Inattentive ADHD Genius


Individuals with Inattentive ADHD spend a great deal of time thinking about things which are going on in their minds and a lot less time attending to the here and now. This is considered a major liability in school but it may, in fact, be the seed of great creative inventions.

Albert Einstein as a college student was described as being inattentive, often spaced out, and disorganized. Thomas Edison was said to be an incurable daydreamer, and Frank Lloyd Wright daydreamed so intensely that his family had to shout at him to get him to pay attention to what was happening in front of him.

Poor Robert Frost was kicked out of school for daydreaming and Nikola Tesla could work out his entire inventions in his head without ever putting anything on paper.

I feel that calling these folks inattentive is really kind of silly. These folks were absolutely attending to some pretty heady stuff. What they were not attending to is what is going on in front of them. People with Inattentive ADHD often cannot stop ‘daydreaming’ because what they are thinking about is extremely interesting and what is going on around them is, comparatively, less interesting.

One of the most effective classroom accommodations for children with Inattentive ADHD is to keep them engaged in the learning process. A classroom where an instructor lectures on and on about a topic, without any required input or engagement from the students can be a recipe for disaster for the Inattentive ADHD child. Many parents have found that schools that understand that learning is an active process are a much better fit for children with Inattentive ADHD.

Einstein, Edison, Wright, and Tesla may well have been diagnosed with Inattentive ADHD. Would this have made them less Creative? Some folks believe that putting creative inattentive individuals on medication will stifle their creativity. I actually think that this is not the case.
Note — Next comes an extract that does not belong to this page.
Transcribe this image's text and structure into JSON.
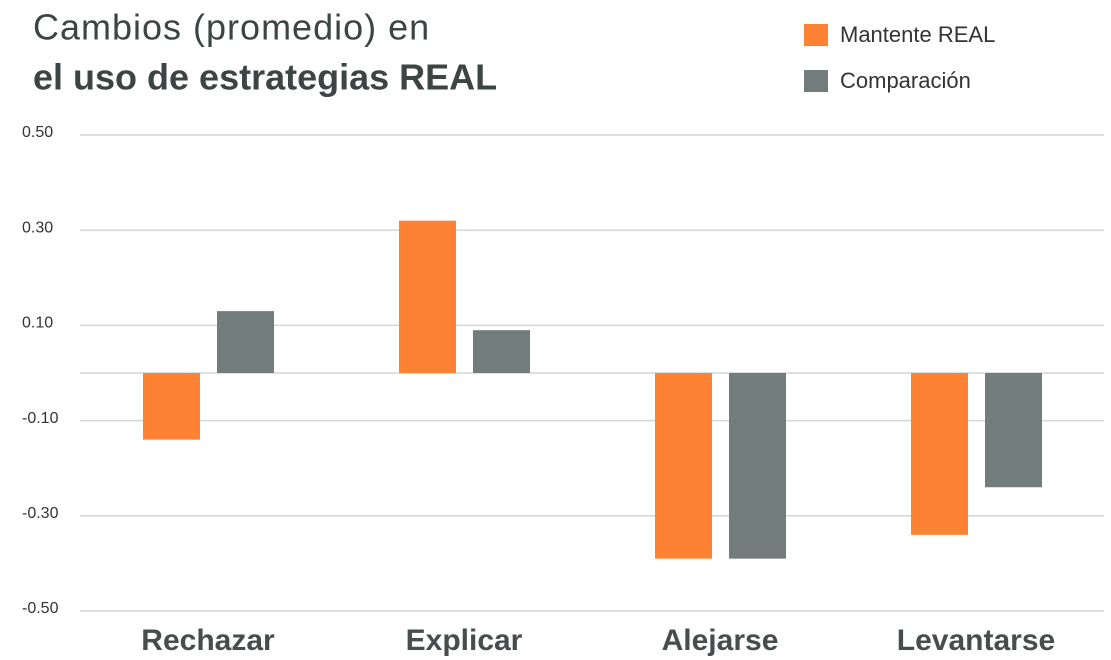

It is actually quite possible that these folks would have been even more creative and even more productive with a bit of medication.

We have anecdotal data that reports that too high a dose of stimulants makes the inattentive less curious but just the right dose is helpful. So these great inventors would probably not have benefited from a high dose of Ritalin but a low dose of Ritalin may have made them even more amazing and productive than they were already.